Molino de la Aldehuela

Y, por si fuera poco todo esto, no había viento sino un auténtico vendaval.

Así que nos dedicamos, más que a la contemplación del paisaje como en tantas ocasiones, a considerar el arte y la historia que nos trasmitían las piedras de los muchos pueblos y despoblados que atravesamos. Nos movimos en el sexmo histórico de Hontalbilla y pasamos por casi todos sus pueblos salvo por la cabecera y Lastras, que ya lo conocemos de otra ocasión.

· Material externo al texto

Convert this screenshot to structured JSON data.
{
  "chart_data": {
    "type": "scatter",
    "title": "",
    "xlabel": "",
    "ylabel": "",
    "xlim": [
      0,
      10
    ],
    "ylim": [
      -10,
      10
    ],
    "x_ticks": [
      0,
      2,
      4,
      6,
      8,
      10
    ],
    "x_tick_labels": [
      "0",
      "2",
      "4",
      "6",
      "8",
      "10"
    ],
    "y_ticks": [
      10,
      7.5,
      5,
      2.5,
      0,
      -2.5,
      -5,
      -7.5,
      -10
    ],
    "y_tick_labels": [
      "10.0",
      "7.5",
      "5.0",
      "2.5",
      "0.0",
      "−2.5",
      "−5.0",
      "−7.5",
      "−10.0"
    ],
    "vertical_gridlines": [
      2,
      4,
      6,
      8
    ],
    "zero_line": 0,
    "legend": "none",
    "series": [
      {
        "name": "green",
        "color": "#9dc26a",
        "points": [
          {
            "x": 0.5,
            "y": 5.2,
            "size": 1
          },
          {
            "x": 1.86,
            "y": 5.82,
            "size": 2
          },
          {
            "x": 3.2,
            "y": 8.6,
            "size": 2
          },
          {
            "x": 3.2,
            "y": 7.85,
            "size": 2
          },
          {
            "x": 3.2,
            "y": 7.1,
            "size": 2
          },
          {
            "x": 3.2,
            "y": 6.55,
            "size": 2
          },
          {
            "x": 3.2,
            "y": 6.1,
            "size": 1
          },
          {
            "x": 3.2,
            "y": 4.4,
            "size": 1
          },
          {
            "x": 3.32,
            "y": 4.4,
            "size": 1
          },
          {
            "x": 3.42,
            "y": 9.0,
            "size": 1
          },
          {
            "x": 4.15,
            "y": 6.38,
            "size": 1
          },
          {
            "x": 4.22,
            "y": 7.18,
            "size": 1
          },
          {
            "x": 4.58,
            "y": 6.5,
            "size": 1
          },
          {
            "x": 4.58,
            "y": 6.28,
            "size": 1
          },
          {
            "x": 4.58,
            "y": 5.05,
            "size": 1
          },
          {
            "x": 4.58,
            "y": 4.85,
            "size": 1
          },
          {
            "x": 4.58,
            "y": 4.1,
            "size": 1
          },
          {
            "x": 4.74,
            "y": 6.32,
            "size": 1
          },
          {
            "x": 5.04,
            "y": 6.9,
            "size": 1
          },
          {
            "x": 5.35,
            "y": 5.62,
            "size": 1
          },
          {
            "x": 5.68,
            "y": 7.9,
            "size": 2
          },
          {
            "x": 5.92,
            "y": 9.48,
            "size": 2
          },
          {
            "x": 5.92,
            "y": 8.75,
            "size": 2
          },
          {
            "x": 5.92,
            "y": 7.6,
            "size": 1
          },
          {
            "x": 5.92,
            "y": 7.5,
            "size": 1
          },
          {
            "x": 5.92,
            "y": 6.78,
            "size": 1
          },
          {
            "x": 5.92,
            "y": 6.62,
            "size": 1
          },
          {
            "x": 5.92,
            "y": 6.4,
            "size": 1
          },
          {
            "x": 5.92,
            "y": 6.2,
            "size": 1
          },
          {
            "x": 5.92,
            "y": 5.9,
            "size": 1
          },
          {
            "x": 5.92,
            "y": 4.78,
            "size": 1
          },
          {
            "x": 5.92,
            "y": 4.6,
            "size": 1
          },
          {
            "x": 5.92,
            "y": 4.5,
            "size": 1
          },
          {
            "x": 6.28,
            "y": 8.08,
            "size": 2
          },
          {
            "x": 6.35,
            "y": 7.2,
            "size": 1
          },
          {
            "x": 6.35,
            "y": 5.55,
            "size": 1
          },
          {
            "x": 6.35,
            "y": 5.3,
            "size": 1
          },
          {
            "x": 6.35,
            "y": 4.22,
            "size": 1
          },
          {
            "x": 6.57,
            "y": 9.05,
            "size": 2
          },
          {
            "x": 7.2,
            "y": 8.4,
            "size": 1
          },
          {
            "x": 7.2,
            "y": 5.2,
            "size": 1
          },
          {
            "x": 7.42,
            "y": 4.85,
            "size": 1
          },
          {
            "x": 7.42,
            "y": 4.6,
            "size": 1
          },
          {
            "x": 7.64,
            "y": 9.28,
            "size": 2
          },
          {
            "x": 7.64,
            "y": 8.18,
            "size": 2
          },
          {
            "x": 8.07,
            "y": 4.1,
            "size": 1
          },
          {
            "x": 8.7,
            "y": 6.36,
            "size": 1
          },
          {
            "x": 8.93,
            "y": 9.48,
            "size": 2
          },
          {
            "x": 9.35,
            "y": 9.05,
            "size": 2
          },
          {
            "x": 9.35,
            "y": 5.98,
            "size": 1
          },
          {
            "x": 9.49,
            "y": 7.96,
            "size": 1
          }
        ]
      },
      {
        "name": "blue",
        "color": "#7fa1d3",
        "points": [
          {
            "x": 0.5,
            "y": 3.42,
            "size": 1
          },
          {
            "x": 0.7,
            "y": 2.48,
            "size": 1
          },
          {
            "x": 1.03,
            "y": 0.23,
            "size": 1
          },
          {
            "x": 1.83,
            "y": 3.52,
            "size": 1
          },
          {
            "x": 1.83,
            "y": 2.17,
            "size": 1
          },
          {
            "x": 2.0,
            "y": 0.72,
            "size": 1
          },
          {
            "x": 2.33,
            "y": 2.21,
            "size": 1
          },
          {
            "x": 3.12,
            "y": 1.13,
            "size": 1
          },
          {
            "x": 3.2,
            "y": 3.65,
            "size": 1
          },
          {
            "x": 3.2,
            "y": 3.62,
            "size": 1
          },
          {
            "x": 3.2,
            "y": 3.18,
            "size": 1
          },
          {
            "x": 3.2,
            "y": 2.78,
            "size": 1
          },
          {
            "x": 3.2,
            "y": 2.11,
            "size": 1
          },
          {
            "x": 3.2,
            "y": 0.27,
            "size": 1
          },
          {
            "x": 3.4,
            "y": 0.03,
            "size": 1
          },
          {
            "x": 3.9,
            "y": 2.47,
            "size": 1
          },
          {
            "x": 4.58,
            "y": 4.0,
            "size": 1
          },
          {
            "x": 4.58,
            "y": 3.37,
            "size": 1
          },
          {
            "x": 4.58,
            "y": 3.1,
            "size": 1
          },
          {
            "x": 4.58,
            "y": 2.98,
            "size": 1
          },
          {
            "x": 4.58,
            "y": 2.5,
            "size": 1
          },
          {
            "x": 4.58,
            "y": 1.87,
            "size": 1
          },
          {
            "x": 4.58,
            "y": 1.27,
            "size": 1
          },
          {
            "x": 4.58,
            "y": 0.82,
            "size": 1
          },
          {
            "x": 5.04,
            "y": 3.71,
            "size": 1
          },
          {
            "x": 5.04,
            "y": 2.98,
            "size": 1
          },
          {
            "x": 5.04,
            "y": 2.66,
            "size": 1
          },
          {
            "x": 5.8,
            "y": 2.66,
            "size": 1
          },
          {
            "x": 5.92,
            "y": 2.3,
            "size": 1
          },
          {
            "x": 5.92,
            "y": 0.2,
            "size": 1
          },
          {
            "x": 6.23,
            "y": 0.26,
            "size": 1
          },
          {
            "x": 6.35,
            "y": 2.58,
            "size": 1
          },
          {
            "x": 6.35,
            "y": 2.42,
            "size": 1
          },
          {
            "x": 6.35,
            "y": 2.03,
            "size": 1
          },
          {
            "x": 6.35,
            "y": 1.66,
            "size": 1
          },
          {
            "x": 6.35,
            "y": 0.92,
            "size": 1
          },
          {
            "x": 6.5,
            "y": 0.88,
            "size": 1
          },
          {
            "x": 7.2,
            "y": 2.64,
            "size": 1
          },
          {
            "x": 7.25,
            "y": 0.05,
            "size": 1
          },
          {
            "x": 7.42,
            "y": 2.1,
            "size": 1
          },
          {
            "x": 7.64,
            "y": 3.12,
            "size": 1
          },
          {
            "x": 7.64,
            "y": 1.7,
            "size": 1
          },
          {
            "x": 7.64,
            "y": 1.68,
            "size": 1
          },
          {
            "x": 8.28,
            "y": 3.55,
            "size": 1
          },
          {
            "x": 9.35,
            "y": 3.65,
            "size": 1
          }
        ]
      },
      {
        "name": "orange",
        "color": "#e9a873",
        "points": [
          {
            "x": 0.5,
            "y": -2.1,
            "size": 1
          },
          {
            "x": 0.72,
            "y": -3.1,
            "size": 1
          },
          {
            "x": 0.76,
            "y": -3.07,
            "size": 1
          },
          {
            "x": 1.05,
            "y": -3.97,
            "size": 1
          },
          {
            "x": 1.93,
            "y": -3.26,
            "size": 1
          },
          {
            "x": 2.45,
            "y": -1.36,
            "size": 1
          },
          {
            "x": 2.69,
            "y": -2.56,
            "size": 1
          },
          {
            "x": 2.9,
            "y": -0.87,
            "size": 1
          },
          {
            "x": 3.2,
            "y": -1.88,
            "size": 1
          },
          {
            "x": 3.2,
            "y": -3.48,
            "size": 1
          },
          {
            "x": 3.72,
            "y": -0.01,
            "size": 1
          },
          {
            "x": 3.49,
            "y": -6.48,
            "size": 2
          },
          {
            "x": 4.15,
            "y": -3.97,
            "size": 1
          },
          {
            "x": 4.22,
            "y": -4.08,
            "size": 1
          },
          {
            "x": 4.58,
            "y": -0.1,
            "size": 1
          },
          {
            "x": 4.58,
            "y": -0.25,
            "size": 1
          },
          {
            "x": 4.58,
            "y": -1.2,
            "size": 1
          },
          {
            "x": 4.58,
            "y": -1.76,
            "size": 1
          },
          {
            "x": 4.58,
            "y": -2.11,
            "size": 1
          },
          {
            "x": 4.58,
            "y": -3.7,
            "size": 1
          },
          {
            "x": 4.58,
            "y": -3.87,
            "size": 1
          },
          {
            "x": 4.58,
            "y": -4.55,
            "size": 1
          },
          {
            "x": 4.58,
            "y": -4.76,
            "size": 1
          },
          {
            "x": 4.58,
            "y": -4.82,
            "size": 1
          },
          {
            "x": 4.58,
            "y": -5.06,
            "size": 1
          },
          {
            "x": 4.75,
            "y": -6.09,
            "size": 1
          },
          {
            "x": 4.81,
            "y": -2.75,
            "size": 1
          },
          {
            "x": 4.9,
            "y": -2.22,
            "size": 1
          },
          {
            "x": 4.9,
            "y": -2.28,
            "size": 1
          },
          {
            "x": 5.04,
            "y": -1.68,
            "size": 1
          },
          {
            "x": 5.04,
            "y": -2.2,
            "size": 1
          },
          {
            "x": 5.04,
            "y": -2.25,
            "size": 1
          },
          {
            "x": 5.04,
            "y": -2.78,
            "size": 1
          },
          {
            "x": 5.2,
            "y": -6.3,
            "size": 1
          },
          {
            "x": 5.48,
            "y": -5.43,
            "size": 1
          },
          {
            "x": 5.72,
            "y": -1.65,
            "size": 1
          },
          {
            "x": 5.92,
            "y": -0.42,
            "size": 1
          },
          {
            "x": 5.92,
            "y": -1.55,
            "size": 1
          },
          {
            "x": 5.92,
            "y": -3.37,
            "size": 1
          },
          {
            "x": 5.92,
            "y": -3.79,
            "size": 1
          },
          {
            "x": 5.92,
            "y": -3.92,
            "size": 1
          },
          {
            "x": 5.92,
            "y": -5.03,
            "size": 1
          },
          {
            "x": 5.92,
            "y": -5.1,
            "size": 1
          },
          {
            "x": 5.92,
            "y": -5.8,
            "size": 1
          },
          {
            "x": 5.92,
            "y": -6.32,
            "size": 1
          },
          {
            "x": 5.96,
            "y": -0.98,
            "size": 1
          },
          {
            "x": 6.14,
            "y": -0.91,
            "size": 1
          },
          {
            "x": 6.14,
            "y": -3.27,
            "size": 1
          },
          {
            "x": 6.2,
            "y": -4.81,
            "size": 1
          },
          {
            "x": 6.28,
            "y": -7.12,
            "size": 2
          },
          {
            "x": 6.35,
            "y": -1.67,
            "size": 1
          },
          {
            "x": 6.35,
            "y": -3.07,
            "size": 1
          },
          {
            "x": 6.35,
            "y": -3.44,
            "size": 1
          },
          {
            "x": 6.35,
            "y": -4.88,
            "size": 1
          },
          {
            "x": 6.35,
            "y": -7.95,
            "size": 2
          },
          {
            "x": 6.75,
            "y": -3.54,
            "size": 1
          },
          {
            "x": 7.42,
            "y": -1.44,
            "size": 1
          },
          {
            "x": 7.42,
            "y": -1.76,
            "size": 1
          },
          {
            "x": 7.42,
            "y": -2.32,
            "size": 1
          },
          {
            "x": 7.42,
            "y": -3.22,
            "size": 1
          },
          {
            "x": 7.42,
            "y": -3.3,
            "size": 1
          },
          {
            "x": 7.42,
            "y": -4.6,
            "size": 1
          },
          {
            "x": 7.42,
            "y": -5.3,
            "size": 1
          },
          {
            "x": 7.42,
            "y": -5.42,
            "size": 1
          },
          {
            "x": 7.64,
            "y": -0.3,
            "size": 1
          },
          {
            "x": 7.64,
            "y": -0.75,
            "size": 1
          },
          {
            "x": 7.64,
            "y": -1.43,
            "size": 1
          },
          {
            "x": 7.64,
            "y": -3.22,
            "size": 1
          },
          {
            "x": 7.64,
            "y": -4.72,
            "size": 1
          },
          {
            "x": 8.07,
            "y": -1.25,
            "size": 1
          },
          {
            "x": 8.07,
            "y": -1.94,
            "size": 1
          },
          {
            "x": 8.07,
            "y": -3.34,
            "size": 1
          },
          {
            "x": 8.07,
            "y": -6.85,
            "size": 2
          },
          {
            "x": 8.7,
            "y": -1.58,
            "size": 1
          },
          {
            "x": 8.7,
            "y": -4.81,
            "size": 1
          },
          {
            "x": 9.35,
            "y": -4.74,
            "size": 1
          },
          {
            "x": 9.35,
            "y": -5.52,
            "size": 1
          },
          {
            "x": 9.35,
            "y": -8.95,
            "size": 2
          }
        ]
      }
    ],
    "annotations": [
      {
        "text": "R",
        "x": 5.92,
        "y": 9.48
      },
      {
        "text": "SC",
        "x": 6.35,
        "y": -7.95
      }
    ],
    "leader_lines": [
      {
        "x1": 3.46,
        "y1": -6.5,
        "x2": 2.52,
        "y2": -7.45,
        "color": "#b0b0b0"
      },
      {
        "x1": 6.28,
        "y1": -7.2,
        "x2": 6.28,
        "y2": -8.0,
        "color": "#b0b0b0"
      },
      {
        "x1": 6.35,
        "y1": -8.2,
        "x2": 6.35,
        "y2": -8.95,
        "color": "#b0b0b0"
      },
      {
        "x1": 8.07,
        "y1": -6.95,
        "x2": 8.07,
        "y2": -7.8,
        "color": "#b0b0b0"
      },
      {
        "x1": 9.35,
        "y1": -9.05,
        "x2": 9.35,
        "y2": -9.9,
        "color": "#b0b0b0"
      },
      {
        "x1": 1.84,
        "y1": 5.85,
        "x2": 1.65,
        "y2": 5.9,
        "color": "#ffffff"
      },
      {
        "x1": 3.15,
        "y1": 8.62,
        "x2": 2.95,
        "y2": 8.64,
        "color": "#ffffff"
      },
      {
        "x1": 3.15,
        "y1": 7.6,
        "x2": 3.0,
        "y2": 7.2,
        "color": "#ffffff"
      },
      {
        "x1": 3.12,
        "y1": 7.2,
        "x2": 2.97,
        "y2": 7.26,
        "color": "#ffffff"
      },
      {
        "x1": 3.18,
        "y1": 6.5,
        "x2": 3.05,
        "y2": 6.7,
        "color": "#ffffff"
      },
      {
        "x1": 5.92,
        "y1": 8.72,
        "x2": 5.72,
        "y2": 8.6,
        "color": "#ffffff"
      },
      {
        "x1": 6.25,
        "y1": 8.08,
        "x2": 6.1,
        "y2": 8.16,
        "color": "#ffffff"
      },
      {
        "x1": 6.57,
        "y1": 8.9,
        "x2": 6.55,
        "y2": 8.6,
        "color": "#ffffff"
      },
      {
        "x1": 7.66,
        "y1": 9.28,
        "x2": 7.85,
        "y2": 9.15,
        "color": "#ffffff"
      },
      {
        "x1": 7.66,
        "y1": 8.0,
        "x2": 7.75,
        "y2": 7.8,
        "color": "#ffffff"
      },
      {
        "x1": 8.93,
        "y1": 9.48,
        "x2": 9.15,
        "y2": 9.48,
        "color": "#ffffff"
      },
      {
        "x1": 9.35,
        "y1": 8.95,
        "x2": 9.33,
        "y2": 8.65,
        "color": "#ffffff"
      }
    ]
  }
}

Partimos de Dehesa Mayor, que se asienta en el llano, y nos fuimos al pinar de negrales de La Perla con la intención de alcanzar el molino de la Aldehuela, como así fue. La casa se conserva relativamente bien, hay una piedra molinera junto a ella y un curioso balcón domina la salida, ahora inundada, de la cárcava. El puente sobre el arroyo Cerquilla se ha caído, pero la bóveda tiende a mantenerse con las piedras unidas, como vuelta sobre sí misma. Curioso. Así veremos muchas piedras, construcciones y edificios: arruinados.

Torontillana y el chozo

Siguiente meta: cerro de Torontillana, entre las dos Dehesas. Es el punto más elevado (896 m) de toda esta zona, tanto que se divisan casi los pueblos por los que vamos a pasar y también Cuéllar y otros muchos. Y, por supuesto, la Tierra de Pinares –que asemeja un mar o inmenso lago verde- con la línea ocre de la ribera del Cega y los perfiles de Somosierra y Guadarrama. Pero, ya hemos dicho, el gris del día no acompañaba.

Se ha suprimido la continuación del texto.